Luego está la estrategia retórica: no hay que reelegir a una persona sino a una política (que tiene la impronta de ser y estar personalizada). Le sigue, en consonancia, la estrategia silogística: si no hay un candidato de unidad que recoja las banderas de la seguridad democrática, amenazaría hecatombe. Y como lo único seguro entre esos precandidatos es su diferencia, alguien tendría que asumir el papel de redentor.

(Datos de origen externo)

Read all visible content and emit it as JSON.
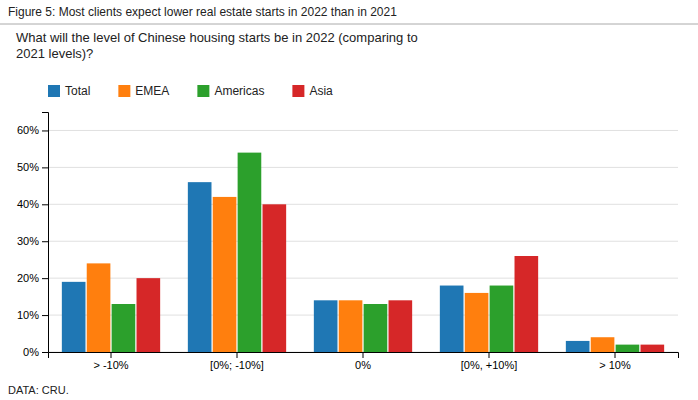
{
  "chart_data": {
    "type": "bar",
    "title": "Figure 5: Most clients expect lower real estate starts in 2022 than in 2021",
    "subtitle": "What will the level of Chinese housing starts be in 2022 (comparing to\n2021 levels)?",
    "annotations": [
      "DATA: CRU."
    ],
    "categories": [
      "> -10%",
      "[0%; -10%]",
      "0%",
      "[0%, +10%]",
      "> 10%"
    ],
    "series": [
      {
        "name": "Total",
        "values": [
          19,
          46,
          14,
          18,
          3
        ]
      },
      {
        "name": "EMEA",
        "values": [
          24,
          42,
          14,
          16,
          4
        ]
      },
      {
        "name": "Americas",
        "values": [
          13,
          54,
          13,
          18,
          2
        ]
      },
      {
        "name": "Asia",
        "values": [
          20,
          40,
          14,
          26,
          2
        ]
      }
    ],
    "ylim": [
      0,
      65
    ],
    "yticks": [
      {
        "value": 0,
        "label": "0%"
      },
      {
        "value": 10,
        "label": "10%"
      },
      {
        "value": 20,
        "label": "20%"
      },
      {
        "value": 30,
        "label": "30%"
      },
      {
        "value": 40,
        "label": "40%"
      },
      {
        "value": 50,
        "label": "50%"
      },
      {
        "value": 60,
        "label": "60%"
      }
    ],
    "grid": true,
    "legend": "top"
  }
}
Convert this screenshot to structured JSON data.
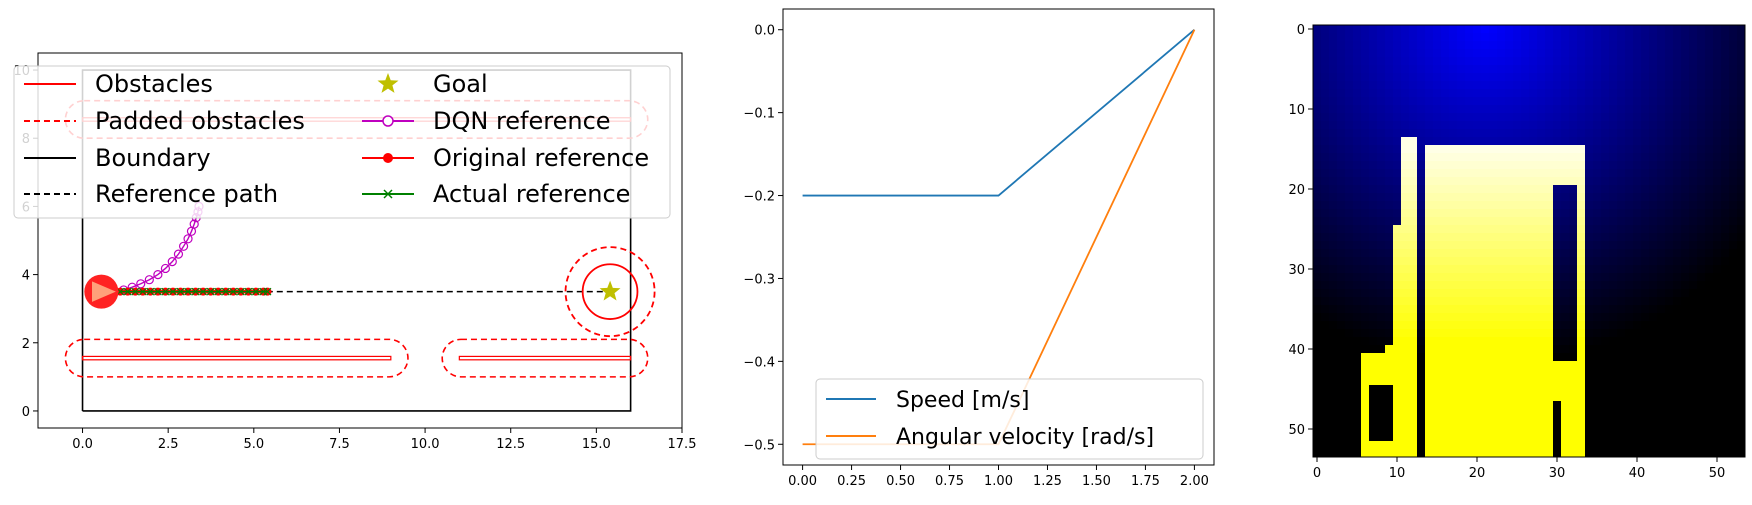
{
  "chart_data": [
    {
      "type": "line",
      "panel": "map",
      "xlim": [
        -1.3,
        17.5
      ],
      "ylim": [
        -0.5,
        10.5
      ],
      "xticks": [
        0.0,
        2.5,
        5.0,
        7.5,
        10.0,
        12.5,
        15.0,
        17.5
      ],
      "xtick_labels": [
        "0.0",
        "2.5",
        "5.0",
        "7.5",
        "10.0",
        "12.5",
        "15.0",
        "17.5"
      ],
      "yticks": [
        0,
        2,
        4,
        6,
        8,
        10
      ],
      "ytick_labels": [
        "0",
        "2",
        "4",
        "6",
        "8",
        "10"
      ],
      "grid": false,
      "legend_position": "top",
      "legend": [
        {
          "label": "Obstacles",
          "color": "#ff0000",
          "style": "solid"
        },
        {
          "label": "Padded obstacles",
          "color": "#ff0000",
          "style": "dashed"
        },
        {
          "label": "Boundary",
          "color": "#000000",
          "style": "solid"
        },
        {
          "label": "Reference path",
          "color": "#000000",
          "style": "dashed"
        },
        {
          "label": "Goal",
          "color": "#bfbf00",
          "marker": "star"
        },
        {
          "label": "DQN reference",
          "color": "#bf00bf",
          "marker": "open-circle"
        },
        {
          "label": "Original reference",
          "color": "#ff0000",
          "marker": "filled-circle"
        },
        {
          "label": "Actual reference",
          "color": "#008000",
          "marker": "x"
        }
      ],
      "boundary": [
        [
          0,
          0
        ],
        [
          16,
          0
        ],
        [
          16,
          10
        ],
        [
          0,
          10
        ],
        [
          0,
          0
        ]
      ],
      "reference_path": [
        [
          1.0,
          3.5
        ],
        [
          15.4,
          3.5
        ]
      ],
      "obstacles": [
        {
          "x": [
            0,
            9
          ],
          "y": [
            1.5,
            1.6
          ]
        },
        {
          "x": [
            11,
            16
          ],
          "y": [
            1.5,
            1.6
          ]
        },
        {
          "x": [
            0,
            16
          ],
          "y": [
            8.5,
            8.6
          ]
        }
      ],
      "padded_obstacles": [
        {
          "x": [
            -0.5,
            9.5
          ],
          "y": [
            1.0,
            2.1
          ]
        },
        {
          "x": [
            10.5,
            16.5
          ],
          "y": [
            1.0,
            2.1
          ]
        },
        {
          "x": [
            -0.5,
            16.5
          ],
          "y": [
            8.0,
            9.1
          ]
        }
      ],
      "goal": [
        15.4,
        3.5
      ],
      "goal_circle_radius": 0.8,
      "goal_padded_radius": 1.3,
      "robot": {
        "x": 0.55,
        "y": 3.5,
        "radius": 0.5
      },
      "dqn_reference": {
        "x": [
          1.2,
          1.45,
          1.7,
          1.95,
          2.2,
          2.42,
          2.62,
          2.8,
          2.95,
          3.08,
          3.18,
          3.26,
          3.32,
          3.37,
          3.4
        ],
        "y": [
          3.55,
          3.63,
          3.73,
          3.85,
          4.0,
          4.18,
          4.38,
          4.6,
          4.83,
          5.05,
          5.27,
          5.48,
          5.67,
          5.84,
          6.0
        ]
      },
      "original_reference": {
        "x": [
          1.1,
          1.32,
          1.54,
          1.76,
          1.98,
          2.2,
          2.42,
          2.64,
          2.86,
          3.08,
          3.3,
          3.52,
          3.74,
          3.96,
          4.18,
          4.4,
          4.62,
          4.84,
          5.06,
          5.28,
          5.4
        ],
        "y": [
          3.5,
          3.5,
          3.5,
          3.5,
          3.5,
          3.5,
          3.5,
          3.5,
          3.5,
          3.5,
          3.5,
          3.5,
          3.5,
          3.5,
          3.5,
          3.5,
          3.5,
          3.5,
          3.5,
          3.5,
          3.5
        ]
      },
      "actual_reference": {
        "x": [
          1.1,
          1.32,
          1.54,
          1.76,
          1.98,
          2.2,
          2.42,
          2.64,
          2.86,
          3.08,
          3.3,
          3.52,
          3.74,
          3.96,
          4.18,
          4.4,
          4.62,
          4.84,
          5.06,
          5.28,
          5.4
        ],
        "y": [
          3.5,
          3.5,
          3.5,
          3.5,
          3.5,
          3.5,
          3.5,
          3.5,
          3.5,
          3.5,
          3.5,
          3.5,
          3.5,
          3.5,
          3.5,
          3.5,
          3.5,
          3.5,
          3.5,
          3.5,
          3.5
        ]
      }
    },
    {
      "type": "line",
      "panel": "actions",
      "xlim": [
        -0.1,
        2.1
      ],
      "ylim": [
        -0.525,
        0.025
      ],
      "xticks": [
        0.0,
        0.25,
        0.5,
        0.75,
        1.0,
        1.25,
        1.5,
        1.75,
        2.0
      ],
      "xtick_labels": [
        "0.00",
        "0.25",
        "0.50",
        "0.75",
        "1.00",
        "1.25",
        "1.50",
        "1.75",
        "2.00"
      ],
      "yticks": [
        0.0,
        -0.1,
        -0.2,
        -0.3,
        -0.4,
        -0.5
      ],
      "ytick_labels": [
        "0.0",
        "−0.1",
        "−0.2",
        "−0.3",
        "−0.4",
        "−0.5"
      ],
      "grid": false,
      "legend_position": "lower center",
      "series": [
        {
          "name": "Speed [m/s]",
          "color": "#1f77b4",
          "x": [
            0,
            1,
            2
          ],
          "y": [
            -0.2,
            -0.2,
            0.0
          ]
        },
        {
          "name": "Angular velocity [rad/s]",
          "color": "#ff7f0e",
          "x": [
            0,
            1,
            2
          ],
          "y": [
            -0.5,
            -0.5,
            0.0
          ]
        }
      ]
    },
    {
      "type": "heatmap",
      "panel": "observation",
      "size": [
        54,
        54
      ],
      "xticks": [
        0,
        10,
        20,
        30,
        40,
        50
      ],
      "xtick_labels": [
        "0",
        "10",
        "20",
        "30",
        "40",
        "50"
      ],
      "yticks": [
        0,
        10,
        20,
        30,
        40,
        50
      ],
      "ytick_labels": [
        "0",
        "10",
        "20",
        "30",
        "40",
        "50"
      ],
      "background_peak": [
        21,
        0
      ],
      "background_color": "#0000ff",
      "free_space_color": "#ffff00",
      "free_region_bounds": {
        "x": [
          14,
          30
        ],
        "y": [
          15,
          54
        ]
      },
      "left_lobe": {
        "x": [
          6,
          13
        ],
        "y": [
          14,
          54
        ]
      },
      "right_lobe": {
        "x": [
          26,
          36
        ],
        "y": [
          15,
          54
        ]
      }
    }
  ]
}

Después está la estrategia emocional que recurre al escenario tremendista de preguntarnos qué sería de nosotros, pobres mortales, sin la inteligencia superior del padrecito presidente. Le sucede la dinástica que apela al pasado monárquico y a la herencia de apellidos como principios de autoridad, familia y tradición. Las complementa la apocalíptica resumida en esa sentencia histórica de que si no es Uribe, ¿quién?

Cierra, por supuesto, la religiosa, sintetizada en la idea orquestada de que Dios sólo premia la constancia, la perseverancia, la continuidad, lo perdurable, lo ininterrumpido, lo incesante, lo que no tiene fin.

No hay pierde. Más aún si el diseño táctico de todas las formas de lucha concibe a la figura presidencial como ajena, cuando no molesta, ante todas esas iniciativas. Aceptar de nuevo, a regañadientes, ese destino sería un acto de sacrificio heroico, ingrediente necesario para que comience el mito que como tal nace para perpetuarse.